The defining characteristic of the eukaryotic cell is the possession of a nucleus that decouples transcription from translation. According to the updated hypothesis of viral eukaryogenesis (VE) presented here, the eukaryotic nucleus is derived from the viral factory of a DNA virus that infected the archaic ancestor of the eukaryotes. The VE hypothesis implies that many unique features of the nucleus, including the mechanisms by which the eukaryotic nucleus decouples transcription from translation, should be of viral rather than cellular origin. The modern eukaryotic nucleus decouples transcription from translation using a complex process in which hundreds of eukaryotic specific genes work together. This complicated process is triggered by the eukaryote-specific 7-methylguanylate (m7G) cap on eukaryotic mRNA, which targets mRNA for splicing, nuclear export, and cytoplasmic translation. It is shown here that homologues of the eukaryotic m7G capping apparatus are present in viruses of the Mimiviridae, but apparently absent in archaea in general and specifically in Lokiarchaeota, a suggested archaic relative of the eukaryotes. The phylogenetic analysis of the m7G capping apparatus shows that eukaryotic nuclei and Mimiviridae received this common path from a common ancestral source that predates the origin of the last eukaryotic common ancestor (LECA). These results are consistent with the hypothesis that the eukaryotic nucleus and Mimiviridae obtained these abilities from an ancient virus that could be considered the "first eukaryotic nuclear ancestor" (FENA).

Transcription means the formation of messenger RNA (mRNA) from a DNA template that is found in the nucleus of eukaryotes. Translation means using this mRNA to build the protein it codes for, whereby transfer RNA (tRNA) carries the required amino acids to the polypeptide assembly site on a ribosome in the cellular cytoplasm.

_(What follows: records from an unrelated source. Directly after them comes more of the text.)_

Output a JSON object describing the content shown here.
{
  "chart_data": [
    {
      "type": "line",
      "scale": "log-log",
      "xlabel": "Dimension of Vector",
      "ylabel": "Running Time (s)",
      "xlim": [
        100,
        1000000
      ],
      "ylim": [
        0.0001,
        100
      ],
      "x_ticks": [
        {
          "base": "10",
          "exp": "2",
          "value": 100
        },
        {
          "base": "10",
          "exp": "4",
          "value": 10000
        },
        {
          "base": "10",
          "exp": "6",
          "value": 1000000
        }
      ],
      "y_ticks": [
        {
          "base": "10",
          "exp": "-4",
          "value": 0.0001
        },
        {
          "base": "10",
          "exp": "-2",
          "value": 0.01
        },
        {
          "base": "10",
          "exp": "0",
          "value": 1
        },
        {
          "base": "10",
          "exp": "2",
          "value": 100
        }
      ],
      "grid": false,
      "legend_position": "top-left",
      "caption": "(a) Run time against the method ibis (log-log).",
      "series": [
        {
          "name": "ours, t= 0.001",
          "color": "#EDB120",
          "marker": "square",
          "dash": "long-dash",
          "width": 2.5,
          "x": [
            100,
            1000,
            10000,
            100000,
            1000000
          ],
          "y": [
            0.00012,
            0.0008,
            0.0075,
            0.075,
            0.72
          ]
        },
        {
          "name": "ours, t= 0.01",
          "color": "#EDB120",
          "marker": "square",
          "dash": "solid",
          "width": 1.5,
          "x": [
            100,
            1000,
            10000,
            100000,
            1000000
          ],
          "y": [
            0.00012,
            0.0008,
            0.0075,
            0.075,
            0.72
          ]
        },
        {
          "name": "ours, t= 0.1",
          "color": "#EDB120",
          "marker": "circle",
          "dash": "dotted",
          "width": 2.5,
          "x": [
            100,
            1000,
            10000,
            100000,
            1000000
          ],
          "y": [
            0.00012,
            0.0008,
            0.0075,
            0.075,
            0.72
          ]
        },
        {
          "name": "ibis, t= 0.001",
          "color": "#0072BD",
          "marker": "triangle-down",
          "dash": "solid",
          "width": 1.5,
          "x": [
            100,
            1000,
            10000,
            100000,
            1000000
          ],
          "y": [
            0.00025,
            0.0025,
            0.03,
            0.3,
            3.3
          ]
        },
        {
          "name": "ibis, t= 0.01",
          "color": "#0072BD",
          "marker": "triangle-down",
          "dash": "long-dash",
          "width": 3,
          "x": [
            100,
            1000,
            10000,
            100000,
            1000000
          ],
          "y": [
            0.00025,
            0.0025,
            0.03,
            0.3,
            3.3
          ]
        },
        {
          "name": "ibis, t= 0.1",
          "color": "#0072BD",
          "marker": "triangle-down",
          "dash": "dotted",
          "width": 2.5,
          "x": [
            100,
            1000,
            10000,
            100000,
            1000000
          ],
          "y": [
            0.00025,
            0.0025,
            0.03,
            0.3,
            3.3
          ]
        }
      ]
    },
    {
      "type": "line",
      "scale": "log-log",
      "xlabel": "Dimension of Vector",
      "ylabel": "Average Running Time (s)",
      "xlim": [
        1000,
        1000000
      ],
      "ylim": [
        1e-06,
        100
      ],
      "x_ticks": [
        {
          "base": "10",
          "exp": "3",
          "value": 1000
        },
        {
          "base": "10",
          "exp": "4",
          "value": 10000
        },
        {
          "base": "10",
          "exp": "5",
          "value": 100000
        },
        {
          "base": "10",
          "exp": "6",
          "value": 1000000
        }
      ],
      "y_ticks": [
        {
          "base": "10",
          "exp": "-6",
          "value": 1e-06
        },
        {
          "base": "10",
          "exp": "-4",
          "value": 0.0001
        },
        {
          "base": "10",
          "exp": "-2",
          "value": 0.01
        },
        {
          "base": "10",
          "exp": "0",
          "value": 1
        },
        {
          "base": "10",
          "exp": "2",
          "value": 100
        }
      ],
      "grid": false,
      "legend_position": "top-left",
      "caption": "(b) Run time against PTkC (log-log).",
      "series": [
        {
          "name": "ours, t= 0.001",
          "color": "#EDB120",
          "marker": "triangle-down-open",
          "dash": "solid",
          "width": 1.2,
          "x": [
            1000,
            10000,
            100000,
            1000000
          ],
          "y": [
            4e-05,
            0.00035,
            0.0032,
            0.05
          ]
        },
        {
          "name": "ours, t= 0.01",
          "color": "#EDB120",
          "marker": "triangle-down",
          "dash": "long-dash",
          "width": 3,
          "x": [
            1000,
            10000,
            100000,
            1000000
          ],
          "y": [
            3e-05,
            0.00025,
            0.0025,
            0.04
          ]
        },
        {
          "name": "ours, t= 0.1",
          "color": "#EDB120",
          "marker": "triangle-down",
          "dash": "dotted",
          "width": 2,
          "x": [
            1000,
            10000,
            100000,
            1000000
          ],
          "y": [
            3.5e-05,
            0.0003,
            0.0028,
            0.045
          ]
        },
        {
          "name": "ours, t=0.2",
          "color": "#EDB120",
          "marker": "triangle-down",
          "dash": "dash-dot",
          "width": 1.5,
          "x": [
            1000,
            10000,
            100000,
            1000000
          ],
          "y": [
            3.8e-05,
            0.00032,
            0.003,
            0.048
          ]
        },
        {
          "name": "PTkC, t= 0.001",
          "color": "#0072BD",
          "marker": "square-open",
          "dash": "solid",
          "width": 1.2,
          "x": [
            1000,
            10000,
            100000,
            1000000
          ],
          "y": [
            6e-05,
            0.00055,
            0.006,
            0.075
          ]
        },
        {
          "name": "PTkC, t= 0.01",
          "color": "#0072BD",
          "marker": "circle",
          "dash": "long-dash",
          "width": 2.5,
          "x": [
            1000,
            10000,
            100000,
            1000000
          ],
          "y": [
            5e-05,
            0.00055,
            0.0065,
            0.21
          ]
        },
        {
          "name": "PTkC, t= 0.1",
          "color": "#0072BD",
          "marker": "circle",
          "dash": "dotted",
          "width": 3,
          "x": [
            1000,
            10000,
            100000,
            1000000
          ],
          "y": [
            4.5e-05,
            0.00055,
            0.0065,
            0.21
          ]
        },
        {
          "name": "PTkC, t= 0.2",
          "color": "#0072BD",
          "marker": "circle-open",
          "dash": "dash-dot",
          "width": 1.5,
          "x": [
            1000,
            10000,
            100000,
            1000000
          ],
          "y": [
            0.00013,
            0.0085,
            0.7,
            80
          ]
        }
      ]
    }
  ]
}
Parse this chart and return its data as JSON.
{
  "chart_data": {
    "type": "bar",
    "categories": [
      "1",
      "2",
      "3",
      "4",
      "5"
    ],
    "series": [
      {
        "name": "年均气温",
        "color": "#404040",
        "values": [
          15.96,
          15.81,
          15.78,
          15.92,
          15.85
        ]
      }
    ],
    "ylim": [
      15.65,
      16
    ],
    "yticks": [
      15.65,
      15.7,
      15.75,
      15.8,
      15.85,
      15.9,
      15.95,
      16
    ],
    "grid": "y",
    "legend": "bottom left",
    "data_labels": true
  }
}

Ribosomes are made up of larger and smaller bundles of ribosomal RNA (rRNA) that are decorated with proteins. They are similar in size and composition to RNA viruses. Ribosomal RNA is tRNA.

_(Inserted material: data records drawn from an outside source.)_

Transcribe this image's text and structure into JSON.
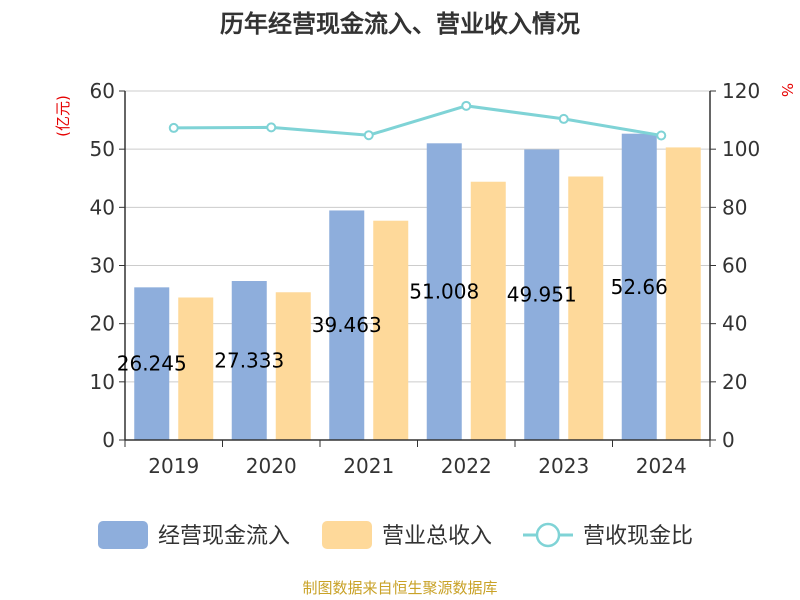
{
  "chart_data": {
    "type": "bar",
    "title": "历年经营现金流入、营业收入情况",
    "categories": [
      "2019",
      "2020",
      "2021",
      "2022",
      "2023",
      "2024"
    ],
    "y_left": {
      "unit": "(亿元)",
      "min": 0,
      "max": 60,
      "ticks": [
        0,
        10,
        20,
        30,
        40,
        50,
        60
      ]
    },
    "y_right": {
      "unit": "%",
      "min": 0,
      "max": 120,
      "ticks": [
        0,
        20,
        40,
        60,
        80,
        100,
        120
      ]
    },
    "series": [
      {
        "name": "经营现金流入",
        "type": "bar",
        "axis": "left",
        "color": "#8eaedc",
        "values": [
          26.245,
          27.333,
          39.463,
          51.008,
          49.951,
          52.66
        ],
        "labels": [
          "26.245",
          "27.333",
          "39.463",
          "51.008",
          "49.951",
          "52.66"
        ]
      },
      {
        "name": "营业总收入",
        "type": "bar",
        "axis": "left",
        "color": "#fed99a",
        "values": [
          24.5,
          25.4,
          37.7,
          44.4,
          45.3,
          50.3
        ]
      },
      {
        "name": "营收现金比",
        "type": "line",
        "axis": "right",
        "color": "#7fd3d6",
        "values": [
          107.3,
          107.5,
          104.8,
          114.9,
          110.4,
          104.7
        ]
      }
    ],
    "grid": true,
    "legend": "bottom"
  },
  "source": "制图数据来自恒生聚源数据库"
}
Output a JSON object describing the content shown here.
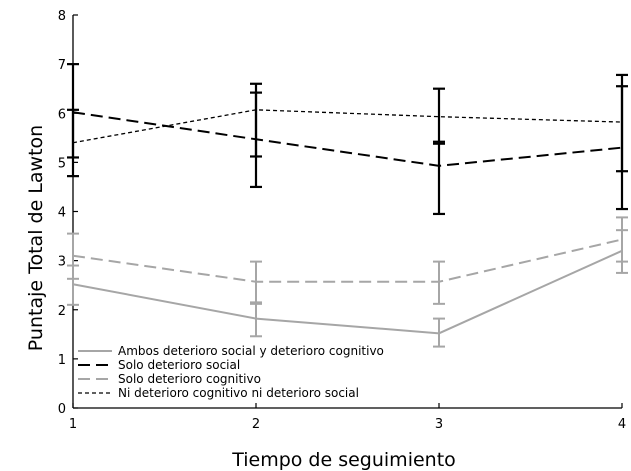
{
  "chart_data": {
    "type": "line",
    "title": "",
    "xlabel": "Tiempo de seguimiento",
    "ylabel": "Puntaje Total de Lawton",
    "x": [
      1,
      2,
      3,
      4
    ],
    "xlim": [
      1,
      4
    ],
    "ylim": [
      0,
      8
    ],
    "yticks": [
      0,
      1,
      2,
      3,
      4,
      5,
      6,
      7,
      8
    ],
    "grid": false,
    "legend_position": "bottom-left",
    "series": [
      {
        "name": "Ambos deterioro social y deterioro cognitivo",
        "color": "#a6a6a6",
        "style": "solid",
        "values": [
          2.52,
          1.82,
          1.52,
          3.2
        ],
        "err_low": [
          2.1,
          1.46,
          1.25,
          2.75
        ],
        "err_high": [
          2.9,
          2.15,
          1.82,
          3.62
        ]
      },
      {
        "name": "Solo deterioro social",
        "color": "#000000",
        "style": "long-dash",
        "values": [
          6.02,
          5.47,
          4.93,
          5.3
        ],
        "err_low": [
          5.1,
          4.5,
          3.95,
          4.05
        ],
        "err_high": [
          7.0,
          6.42,
          5.42,
          6.55
        ]
      },
      {
        "name": "Solo deterioro cognitivo",
        "color": "#a6a6a6",
        "style": "long-dash",
        "values": [
          3.1,
          2.57,
          2.57,
          3.43
        ],
        "err_low": [
          2.63,
          2.12,
          2.12,
          2.98
        ],
        "err_high": [
          3.55,
          2.98,
          2.98,
          3.88
        ]
      },
      {
        "name": "Ni deterioro cognitivo ni deterioro social",
        "color": "#000000",
        "style": "short-dash",
        "values": [
          5.4,
          6.07,
          5.93,
          5.82
        ],
        "err_low": [
          4.72,
          5.12,
          5.38,
          4.82
        ],
        "err_high": [
          6.07,
          6.6,
          6.5,
          6.78
        ]
      }
    ]
  }
}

If this is further confirmed, this hypothesis means that the eukaryota domain is nested in the archaic phylum Lokiarchaeota and that we eukaryotes are descended from the symbiogenesis of an archaeon, bacterium and virus. There is growing support for Family Mimiviridae, also known as "giant viruses", the status of a living organism rather than just a "replicant" among the many underlying "mobile genetic elements". They are large double-stranded DNA viruses.

The first family member, genus Mimivirus, was identified in 2003. It was discovered in 1992 when it infected an amoeba but was mistaken for a bacterium. Typical viruses are about 100 times smaller than normal bacteria, but giant viruses are similar in size.

In related news about friendly viruses, a study from a year ago:

How the placenta evolved from an ancient virus

Of the approximately 180 recognized virus families, 26 contain human pathogens, 18 of which are RNA.